Similarly, the trend toward less obvious secondary sexual maturity markers as sexually desirable renders the human form much more sexually ambiguous. This one would expect to correlate to an increase in the incidence and/or toleration or acceptance of same-sex behaviors, which were formerly less prevalent and/or more proscribed. And so it has, in so many ways both cultural and legal. The choice of (the boy-men, again) Tom Cruise and Brad Pitt in Interview with the Vampire, as a sublimated sexual pair was a particularly telling change in the older hetero-vampiric trope. Additionally, in older versions of the tale the emphasis was on the timelessly mature and ancient power of the Dracula figure. But in Interview the closest equivalent in the ancient vampire, Armand, is played by the (also boy-man) Antonio Banderas. As an added twist, his magnificently played role perversely imitates and inverts the Eucharistic sacrifice of the Mass in a church turned theater in a voyeuristic murder qua gang-rape — for polite entertainment value. That scene alone is quite striking in its subtley and profound provocation — and mostly lost on the theologically ignorant.

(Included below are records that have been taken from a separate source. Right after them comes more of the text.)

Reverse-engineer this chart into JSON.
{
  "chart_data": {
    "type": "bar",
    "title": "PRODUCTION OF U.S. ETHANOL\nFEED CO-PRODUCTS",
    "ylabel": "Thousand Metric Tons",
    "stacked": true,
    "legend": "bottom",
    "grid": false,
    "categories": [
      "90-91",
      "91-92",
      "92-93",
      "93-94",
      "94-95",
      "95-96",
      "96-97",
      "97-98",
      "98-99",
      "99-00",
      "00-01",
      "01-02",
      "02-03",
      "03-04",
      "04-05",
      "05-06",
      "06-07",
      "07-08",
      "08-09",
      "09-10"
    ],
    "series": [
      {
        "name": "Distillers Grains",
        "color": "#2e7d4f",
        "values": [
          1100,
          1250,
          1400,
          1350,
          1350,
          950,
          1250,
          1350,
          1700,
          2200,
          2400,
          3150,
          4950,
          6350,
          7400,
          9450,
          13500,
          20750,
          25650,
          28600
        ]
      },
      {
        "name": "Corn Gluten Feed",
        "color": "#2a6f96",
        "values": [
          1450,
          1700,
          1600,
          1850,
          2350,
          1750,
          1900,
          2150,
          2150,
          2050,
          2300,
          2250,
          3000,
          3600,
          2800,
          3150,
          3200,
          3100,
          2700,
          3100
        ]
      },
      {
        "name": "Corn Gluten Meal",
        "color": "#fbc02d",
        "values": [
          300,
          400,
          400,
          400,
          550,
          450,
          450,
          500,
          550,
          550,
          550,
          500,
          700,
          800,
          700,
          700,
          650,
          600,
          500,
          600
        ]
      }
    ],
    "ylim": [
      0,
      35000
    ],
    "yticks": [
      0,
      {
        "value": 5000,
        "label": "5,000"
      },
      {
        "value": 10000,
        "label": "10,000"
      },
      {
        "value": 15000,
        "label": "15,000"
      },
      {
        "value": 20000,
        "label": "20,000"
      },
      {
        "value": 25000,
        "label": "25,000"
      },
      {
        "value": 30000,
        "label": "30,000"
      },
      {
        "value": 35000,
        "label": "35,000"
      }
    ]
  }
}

In short, it appears that playing with natural processes of human biology is not merely a “lifestyle” preference, but a fundamental alteration of the fabric of human society with far-reaching social consequences. Whether we are talking about these things in open conversation or not, their consequences in terms of larger numbers of “outlier” sexual types range from the impact of the ambiguous sexual signals of youthful bodies — a merely uncomfortable or unfamiliar prevalence or wider tolerance for same-sex behaviors — to the far more disturbing and threatening proclivities — of child sexual predators and exploitation of children in pornography. Whether we make those explicit connections a topic of reasoned debate or not, our collectively selected cultural images are speaking to them and changing to reflect how we are changing as a result of our decisions to tell Nature or her God that we know better. Our willful deceits of nature are deeply dangerous — and we know it — though we will not speak of it lest the party be ruined. These fears and dark seductions play out in our mythic and popular images of sex, seduction, predation and desired immortality. To see the momentous scale of the changes in our world, revealed in image alone, one need look no further than the movie marquee or your Internet screen.